Read the book to learn more about: a) errors in human reasoning that aggravate adverse situations;  b) why fragility is increased with fiscal deficits and awarding of prizes in the fields of literature, finance, and economics; c) which actions are helpful in promoting antifragility and d) an inopportune event caused by Taleb’s own fallibility and his reasoning in dealing with it.

In sum, “The problem with people who do not incur harm [suffer no punishment for their influential opinion-making that causes economic collapse or a war] is that they can cherry-pick from statements they’ve made in the past, many of them contradictory, and end up convincing themselves of their intellectual lucidity on the way to the World Economic Forum at Davos.”

The Black Swan

The Book of the Week is “The Black Swan” by Nassim Nicholas Taleb, published in 2010. In this book, the author explains his theory about rare, unexpected events, “Black Swans”– unexpected by those affected, because human traits and uncertain situations cause people to draw the wrong conclusions, formulate the wrong predictions, and make the wrong decisions. “Black Swan events are largely caused by people using measures way over their heads, instilling false confidence based on bogus results.” The author applies his ideas mostly to “experts” who manipulate the financial markets.

While Taleb makes some good points, this blogger suspects that very few readers of this book will come away fully understanding what a Black Swan is. Taleb tries to provide several examples; his illustrations are unclear as to why one event is a Black Swan and why another is not.

One example consists of five trading managers at a European-owned financial institution who wrote a five-year plan.
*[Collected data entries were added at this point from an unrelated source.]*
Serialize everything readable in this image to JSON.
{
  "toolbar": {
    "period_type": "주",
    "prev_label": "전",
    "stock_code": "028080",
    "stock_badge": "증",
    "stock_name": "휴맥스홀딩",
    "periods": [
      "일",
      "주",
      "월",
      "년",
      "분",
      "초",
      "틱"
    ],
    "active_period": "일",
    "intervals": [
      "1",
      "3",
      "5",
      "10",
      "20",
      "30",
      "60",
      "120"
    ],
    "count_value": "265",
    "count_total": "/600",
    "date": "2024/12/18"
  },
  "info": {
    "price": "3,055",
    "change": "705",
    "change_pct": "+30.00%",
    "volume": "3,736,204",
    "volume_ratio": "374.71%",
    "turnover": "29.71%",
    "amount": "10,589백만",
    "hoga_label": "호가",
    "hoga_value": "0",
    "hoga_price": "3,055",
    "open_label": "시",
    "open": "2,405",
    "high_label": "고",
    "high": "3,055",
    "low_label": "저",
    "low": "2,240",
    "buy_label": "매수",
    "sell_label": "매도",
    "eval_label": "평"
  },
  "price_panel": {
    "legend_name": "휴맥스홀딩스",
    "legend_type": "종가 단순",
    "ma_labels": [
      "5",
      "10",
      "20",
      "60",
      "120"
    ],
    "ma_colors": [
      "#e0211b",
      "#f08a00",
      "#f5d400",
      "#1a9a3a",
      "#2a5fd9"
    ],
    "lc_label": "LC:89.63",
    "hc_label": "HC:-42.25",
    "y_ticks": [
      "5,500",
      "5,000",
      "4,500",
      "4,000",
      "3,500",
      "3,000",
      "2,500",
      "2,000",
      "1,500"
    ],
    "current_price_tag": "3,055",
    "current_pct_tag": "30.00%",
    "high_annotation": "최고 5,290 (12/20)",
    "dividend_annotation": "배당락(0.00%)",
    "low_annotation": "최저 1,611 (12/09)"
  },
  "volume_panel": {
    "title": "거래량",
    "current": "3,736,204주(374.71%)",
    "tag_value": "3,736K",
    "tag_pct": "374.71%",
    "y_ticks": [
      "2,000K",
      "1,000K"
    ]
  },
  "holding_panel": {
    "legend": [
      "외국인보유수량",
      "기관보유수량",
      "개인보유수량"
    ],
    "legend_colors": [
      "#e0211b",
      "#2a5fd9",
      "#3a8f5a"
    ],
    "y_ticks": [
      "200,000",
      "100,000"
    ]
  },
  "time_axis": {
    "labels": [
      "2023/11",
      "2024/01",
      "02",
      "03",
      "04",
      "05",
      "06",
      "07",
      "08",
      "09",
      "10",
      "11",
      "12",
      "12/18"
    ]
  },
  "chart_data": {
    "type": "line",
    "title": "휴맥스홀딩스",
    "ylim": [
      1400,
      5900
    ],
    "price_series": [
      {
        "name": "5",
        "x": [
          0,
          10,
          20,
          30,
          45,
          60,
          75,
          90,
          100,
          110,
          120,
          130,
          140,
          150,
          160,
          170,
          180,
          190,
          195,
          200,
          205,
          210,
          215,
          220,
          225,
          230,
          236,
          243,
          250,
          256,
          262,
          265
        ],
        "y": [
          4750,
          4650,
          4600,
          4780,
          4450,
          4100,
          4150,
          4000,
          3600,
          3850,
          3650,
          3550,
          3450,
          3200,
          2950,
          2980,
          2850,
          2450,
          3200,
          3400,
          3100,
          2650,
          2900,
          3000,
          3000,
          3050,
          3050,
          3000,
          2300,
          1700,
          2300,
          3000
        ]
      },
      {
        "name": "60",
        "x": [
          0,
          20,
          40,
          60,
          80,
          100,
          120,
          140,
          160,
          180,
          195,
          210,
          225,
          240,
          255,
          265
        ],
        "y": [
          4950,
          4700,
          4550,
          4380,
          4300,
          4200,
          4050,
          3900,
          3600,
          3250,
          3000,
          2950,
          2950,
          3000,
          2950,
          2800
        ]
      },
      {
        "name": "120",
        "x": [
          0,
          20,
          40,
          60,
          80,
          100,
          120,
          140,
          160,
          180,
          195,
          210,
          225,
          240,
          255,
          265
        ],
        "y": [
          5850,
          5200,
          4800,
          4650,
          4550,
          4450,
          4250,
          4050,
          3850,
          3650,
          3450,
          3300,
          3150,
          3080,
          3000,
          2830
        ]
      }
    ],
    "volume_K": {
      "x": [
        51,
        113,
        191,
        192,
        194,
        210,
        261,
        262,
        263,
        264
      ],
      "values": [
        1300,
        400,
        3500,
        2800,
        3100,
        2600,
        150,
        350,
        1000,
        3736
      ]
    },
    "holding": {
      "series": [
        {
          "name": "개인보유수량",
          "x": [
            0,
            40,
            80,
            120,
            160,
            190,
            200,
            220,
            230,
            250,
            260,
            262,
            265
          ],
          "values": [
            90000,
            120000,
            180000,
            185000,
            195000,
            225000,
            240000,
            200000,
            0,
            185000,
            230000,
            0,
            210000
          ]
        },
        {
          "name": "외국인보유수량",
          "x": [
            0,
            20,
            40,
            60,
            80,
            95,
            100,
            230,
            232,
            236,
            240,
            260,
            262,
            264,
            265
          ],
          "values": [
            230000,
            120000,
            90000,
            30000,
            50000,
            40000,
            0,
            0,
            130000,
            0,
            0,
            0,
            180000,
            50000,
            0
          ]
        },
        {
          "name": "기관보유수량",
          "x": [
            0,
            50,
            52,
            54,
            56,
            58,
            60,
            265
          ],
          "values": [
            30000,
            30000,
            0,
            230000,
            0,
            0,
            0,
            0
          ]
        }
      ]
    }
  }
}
Having neglected to consider all possible adverse future events, they were done in by “the Black Swan of the Russian financial default of 1998 and the accompanying meltdown of the values of Latin American debt markets.” Yet, Taleb writes that the 2008 financial crisis was not a Black Swan. He says such a cluster screw-up will happen again. A Black Swan is a negative or more rarely, a positive occurrence that in general, has never happened before.
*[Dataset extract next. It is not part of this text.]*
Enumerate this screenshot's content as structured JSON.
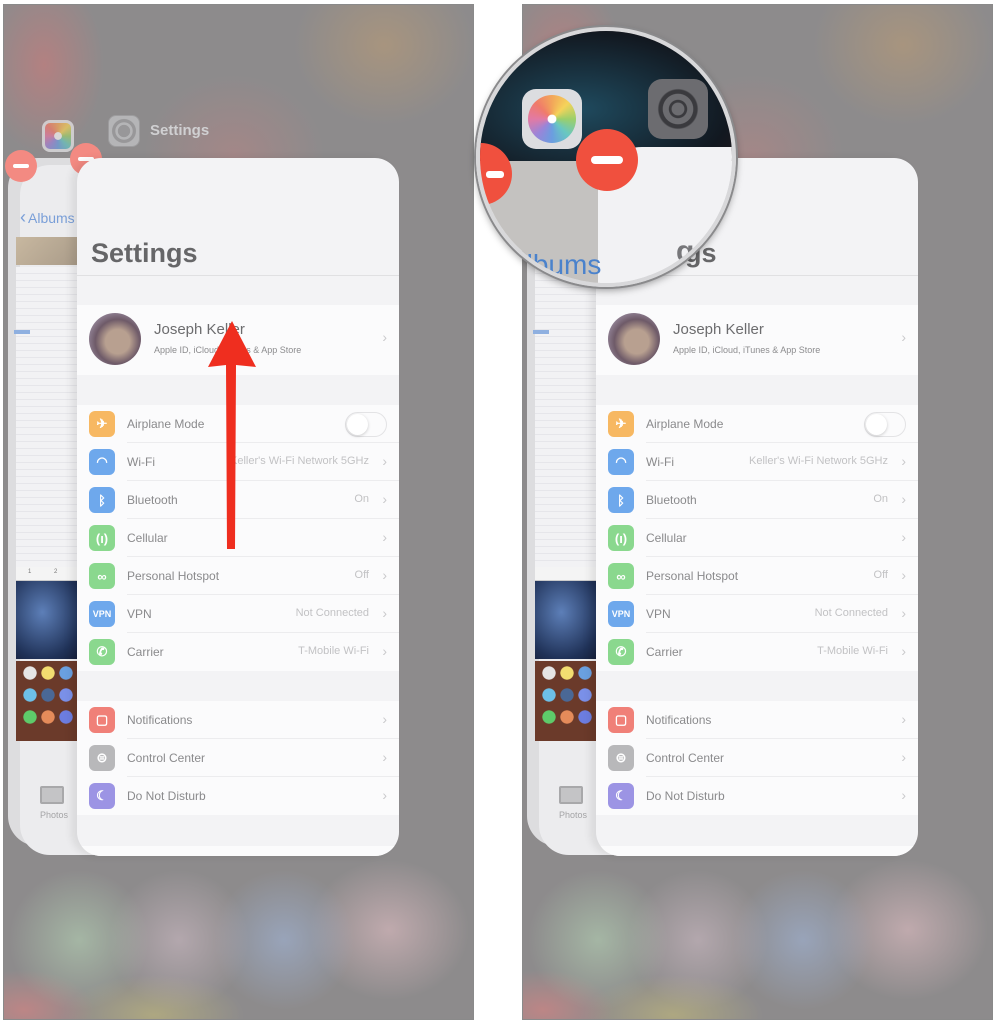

One human trait people have is that they are reluctant to attribute events to randomness. But Taleb thinks randomness plays a part in all sorts of events, including long winning streaks of investors. He even generated a computer simulation showing how it would be impossible not to have money managers who beat the market year after year– he says they did so simply by luck alone. Another reason these investors are overrated is that people hear more often about winners rather than losers.

Taleb writes, “We want to be told stories, and there is nothing wrong with that– except that we should check more thoroughly whether the story provides consequential distortions of reality… Just consider that the newspapers try to get impeccable facts, but weave them into a narrative in such a way as to convey the impression of causality (and knowledge).”